Когда я начал искать воинов-поэтов в барах, хосписах, на катках и в кафе, Бардо обвинил меня именно в глупом бесстрашии и в том, что я сам напрашиваюсь на разгадку конечной тайны.
– Ты в своем уме? – спросил он меня через несколько дней после моей встречи с Хранителем Времени. – Конечно, не в своем – я всегда это знал. Эти поэты убивают просто потому, что им это нравится – не понимаешь, что ли?
– Это правда – они поклоняются смерти. Но я хочу найти мать – меня беспокоит ее исчезновение.
Меня и правда очень беспокоило то, что она связалась с воинами-поэтами, и я планировал найти того, с кем ее видели в эти последние дни. Но я не имел опыта в поисках такого рода, и в итоге он сам нашел меня.

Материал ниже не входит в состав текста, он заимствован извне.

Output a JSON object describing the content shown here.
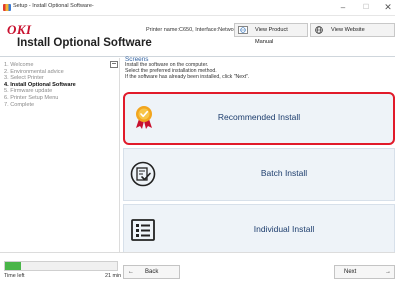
{
  "window": {
    "title": "Setup - Install Optional Software-",
    "min_glyph": "–",
    "max_glyph": "☐",
    "close_glyph": "✕"
  },
  "header": {
    "logo": "OKI",
    "app_title": "Install Optional Software",
    "printer_name": "Printer name:C650, Interface:Network",
    "manual_button": "View Product Manual",
    "website_button": "View Website"
  },
  "sidebar": {
    "steps": [
      "1. Welcome",
      "2. Environmental advice",
      "3. Select Printer",
      "4. Install Optional Software",
      "5. Firmware update",
      "6. Printer Setup Menu",
      "7. Complete"
    ],
    "current_step_index": 3
  },
  "main": {
    "section_title": "Screens",
    "instructions": [
      "Install the software on the computer.",
      "Select the preferred installation method.",
      "If the software has already been installed, click \"Next\"."
    ],
    "options": {
      "recommended": "Recommended Install",
      "batch": "Batch Install",
      "individual": "Individual Install"
    }
  },
  "footer": {
    "progress_fraction": 0.14,
    "time_left_label": "Time left",
    "time_left_value": "21 min",
    "back_label": "Back",
    "next_label": "Next",
    "back_arrow": "←",
    "next_arrow": "→"
  },
  "colors": {
    "accent_red": "#e11a2a",
    "brand_red": "#c8102e",
    "link_blue": "#2e5f9f",
    "progress_green": "#49b548",
    "option_bg": "#eef3f8"
  },
  "icons": {
    "manual": "globe-book-icon",
    "website": "globe-icon",
    "recommended": "award-ribbon-icon",
    "batch": "checklist-circle-icon",
    "individual": "list-icon"
  }
}
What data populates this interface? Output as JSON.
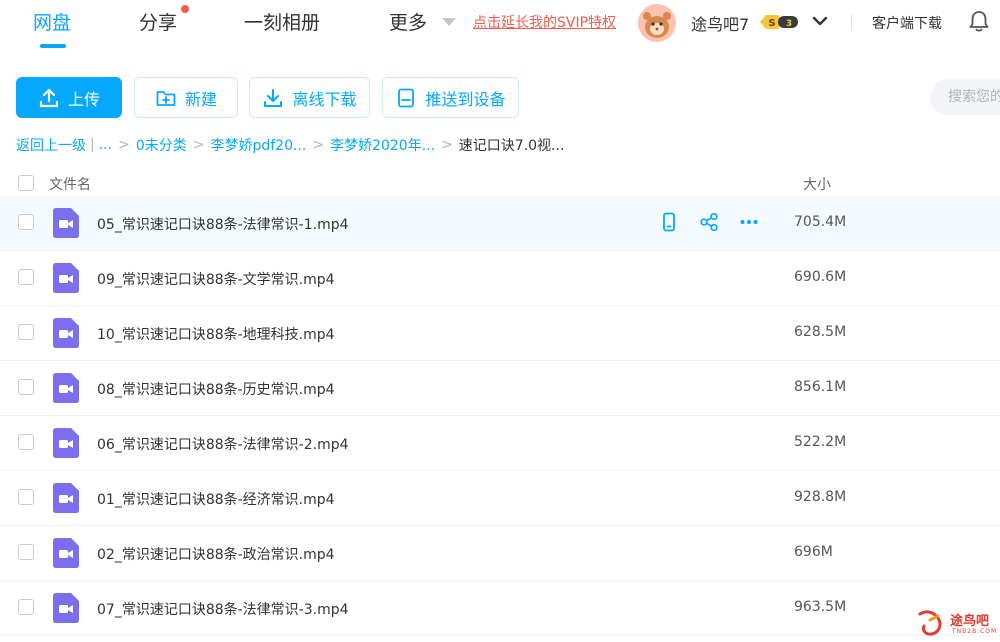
{
  "nav": {
    "items": [
      {
        "label": "网盘",
        "active": true
      },
      {
        "label": "分享",
        "has_dot": true
      },
      {
        "label": "一刻相册"
      },
      {
        "label": "更多"
      }
    ],
    "svip_link": "点击延长我的SVIP特权",
    "username": "途鸟吧7",
    "level_badge": "S 3",
    "client_download": "客户端下载",
    "accent_color": "#06a7ff",
    "alert_color": "#f25d4e"
  },
  "toolbar": {
    "upload_label": "上传",
    "new_label": "新建",
    "offline_download_label": "离线下载",
    "push_to_device_label": "推送到设备",
    "search_placeholder": "搜索您的文件"
  },
  "breadcrumb": {
    "back": "返回上一级",
    "ellipsis": "...",
    "items": [
      "0未分类",
      "李梦娇pdf20...",
      "李梦娇2020年..."
    ],
    "current": "速记口诀7.0视..."
  },
  "table": {
    "headers": {
      "name": "文件名",
      "size": "大小"
    },
    "rows": [
      {
        "name": "05_常识速记口诀88条-法律常识-1.mp4",
        "size": "705.4M",
        "hovered": true
      },
      {
        "name": "09_常识速记口诀88条-文学常识.mp4",
        "size": "690.6M"
      },
      {
        "name": "10_常识速记口诀88条-地理科技.mp4",
        "size": "628.5M"
      },
      {
        "name": "08_常识速记口诀88条-历史常识.mp4",
        "size": "856.1M"
      },
      {
        "name": "06_常识速记口诀88条-法律常识-2.mp4",
        "size": "522.2M"
      },
      {
        "name": "01_常识速记口诀88条-经济常识.mp4",
        "size": "928.8M"
      },
      {
        "name": "02_常识速记口诀88条-政治常识.mp4",
        "size": "696M"
      },
      {
        "name": "07_常识速记口诀88条-法律常识-3.mp4",
        "size": "963.5M"
      }
    ],
    "row_icon": "video-file-icon",
    "row_actions": [
      "phone-icon",
      "share-icon",
      "more-icon"
    ]
  },
  "watermark": {
    "text": "途鸟吧",
    "sub": "TNB2B.COM"
  }
}
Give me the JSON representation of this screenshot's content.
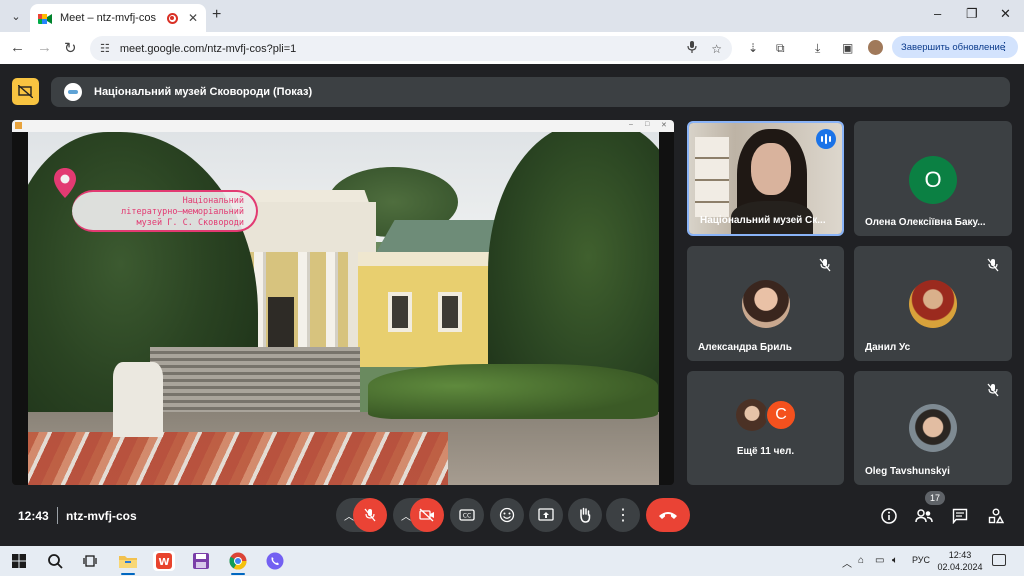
{
  "browser": {
    "tab_title": "Meet – ntz-mvfj-cos",
    "url": "meet.google.com/ntz-mvfj-cos?pli=1",
    "update_button": "Завершить обновление",
    "window_controls": [
      "–",
      "❐",
      "✕"
    ]
  },
  "meet": {
    "presentation_title": "Національний музей Сковороди (Показ)",
    "slide_overlay": [
      "Національний",
      "літературно–меморіальний",
      "музей Г. С. Сковороди"
    ],
    "participants": [
      {
        "name": "Національний музей Ск...",
        "speaking": true,
        "muted": false
      },
      {
        "name": "Олена Олексіївна Баку...",
        "initial": "О",
        "avatar_color": "#0b8043",
        "muted": false
      },
      {
        "name": "Александра Бриль",
        "muted": true
      },
      {
        "name": "Данил Ус",
        "muted": true
      },
      {
        "name": "Ещё 11 чел.",
        "initial": "С",
        "avatar_color": "#f4511e"
      },
      {
        "name": "Oleg Tavshunskyi",
        "muted": true
      }
    ],
    "time": "12:43",
    "meeting_code": "ntz-mvfj-cos",
    "participant_count": "17",
    "end_call_color": "#ea4335"
  },
  "taskbar": {
    "lang": "РУС",
    "time": "12:43",
    "date": "02.04.2024"
  }
}
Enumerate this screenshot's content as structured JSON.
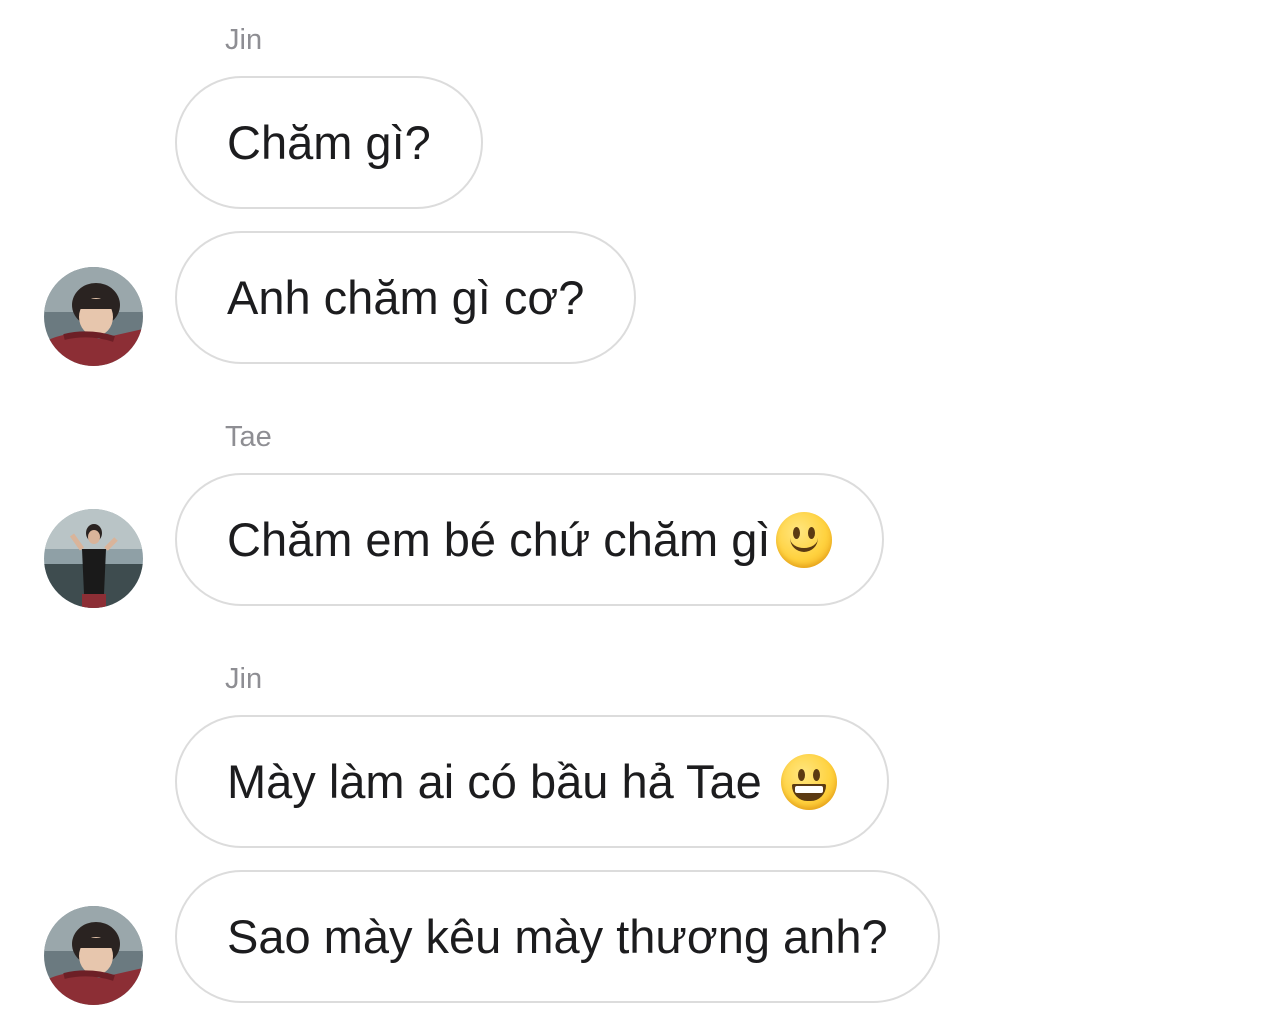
{
  "messages": [
    {
      "sender": "Jin",
      "text": "Chăm gì?"
    },
    {
      "text": "Anh chăm gì cơ?"
    },
    {
      "sender": "Tae",
      "text": "Chăm em bé chứ chăm gì",
      "emoji": "slightly-smiling-face-emoji"
    },
    {
      "sender": "Jin",
      "text": "Mày làm ai có bầu hả Tae ",
      "emoji": "grinning-face-emoji"
    },
    {
      "text": "Sao mày kêu mày thương anh?"
    }
  ],
  "colors": {
    "bubble_border": "#dcdcdc",
    "sender_text": "#8e8e93",
    "message_text": "#1c1c1e",
    "background": "#ffffff"
  }
}
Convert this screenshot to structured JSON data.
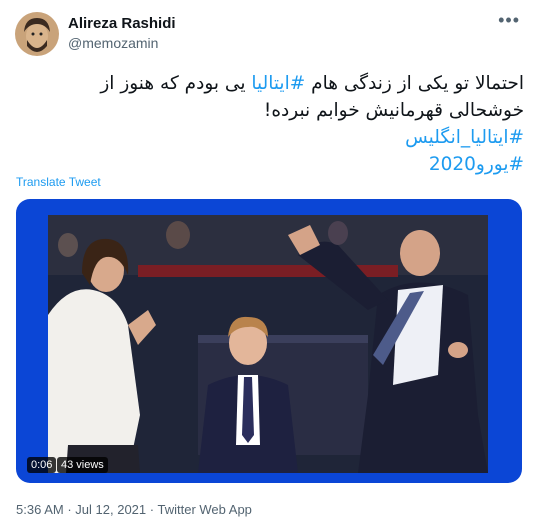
{
  "author": {
    "name": "Alireza Rashidi",
    "handle": "@memozamin"
  },
  "tweet": {
    "line1_pre": "احتمالا تو یکی از زندگی هام ",
    "line1_hashtag": "#ایتالیا",
    "line1_post": " یی بودم که هنوز از",
    "line2": "خوشحالی قهرمانیش خوابم نبرده!",
    "hashtag1": "#ایتالیا_انگلیس",
    "hashtag2": "#یورو2020"
  },
  "translate_label": "Translate Tweet",
  "media": {
    "duration": "0:06",
    "views": "43 views"
  },
  "meta": {
    "time": "5:36 AM",
    "date": "Jul 12, 2021",
    "client": "Twitter Web App",
    "separator": "·"
  },
  "colors": {
    "link": "#1d9bf0",
    "media_frame": "#0b46d6",
    "secondary_text": "#536471"
  }
}
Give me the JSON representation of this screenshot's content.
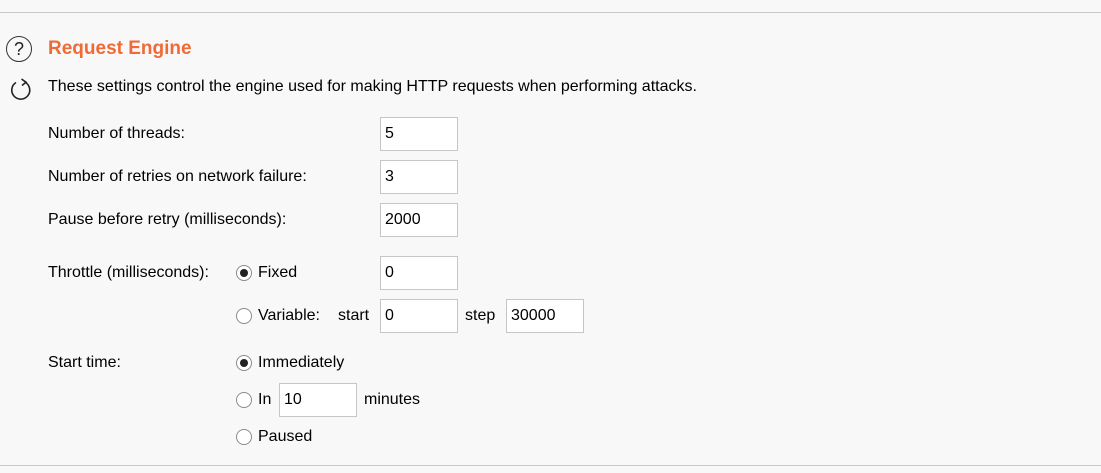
{
  "panel": {
    "title": "Request Engine",
    "description": "These settings control the engine used for making HTTP requests when performing attacks."
  },
  "threads": {
    "label": "Number of threads:",
    "value": "5"
  },
  "retries": {
    "label": "Number of retries on network failure:",
    "value": "3"
  },
  "pause": {
    "label": "Pause before retry (milliseconds):",
    "value": "2000"
  },
  "throttle": {
    "label": "Throttle (milliseconds):",
    "fixed_label": "Fixed",
    "fixed_value": "0",
    "fixed_selected": true,
    "variable_label": "Variable:",
    "start_label": "start",
    "start_value": "0",
    "step_label": "step",
    "step_value": "30000",
    "variable_selected": false
  },
  "start_time": {
    "label": "Start time:",
    "immediately_label": "Immediately",
    "immediately_selected": true,
    "in_label": "In",
    "in_value": "10",
    "minutes_label": "minutes",
    "in_selected": false,
    "paused_label": "Paused",
    "paused_selected": false
  },
  "icons": {
    "help": "help-icon",
    "refresh": "refresh-icon"
  },
  "colors": {
    "title": "#f06a35",
    "background": "#f8f8f8"
  }
}
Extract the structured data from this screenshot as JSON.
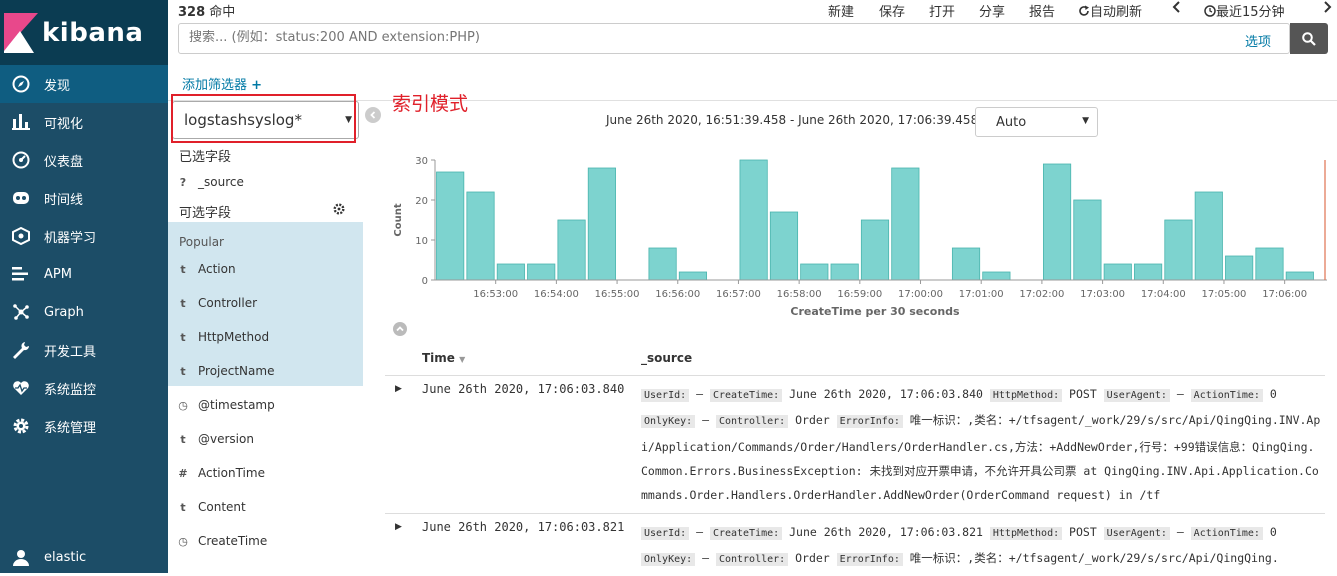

На Продольной, там, где она спускается на юг к Старому Городу, рядом с Гиацинтовыми Садами, стоят двенадцать зданий, целиком выстроенных из редких пород дерева. В более просторных хранятся исторические артефакты и реликвии. В тех, что поменьше, обшитые полированным розовым деревом залы целиком предоставлены произведениям искусства – человеческого и инопланетного, древнего и современного. Хотя все двенадцать корпусов именуются Музеем Искусств, именно в этих маленьких зданиях помещаются фравашийские фрески и тональные поэмы, утрадесские ледяные скульптуры и прочие сокровища. Самый маленький дом, классический четырехугольник с портиком из осколочника, называется Домом Мнемоника. Четыре его секции насчитывают много комнат, но самая известная из них – это Галерея Хибакуся. Там выставлены древнейшие фрески, показывающие невероятные картины войны и хаоса. Тональные поэмы строятся, клубятся и плавятся, повествуя об эпических битвах Века Холокоста. Я пришел сюда посмотреть знаменитую фреску «Возвышение человечества», занимающую сто футов северной стены. Когда меня что-то беспокоит, когда я чувствую себя усталым и замерзшим после бега на коньках, я люблю посидеть на скамье в галерее, вдыхая запахи теплого дерева и цветов и глядя, как переливаются на стене живые краски. Это одно из самых излюбленных моих занятий.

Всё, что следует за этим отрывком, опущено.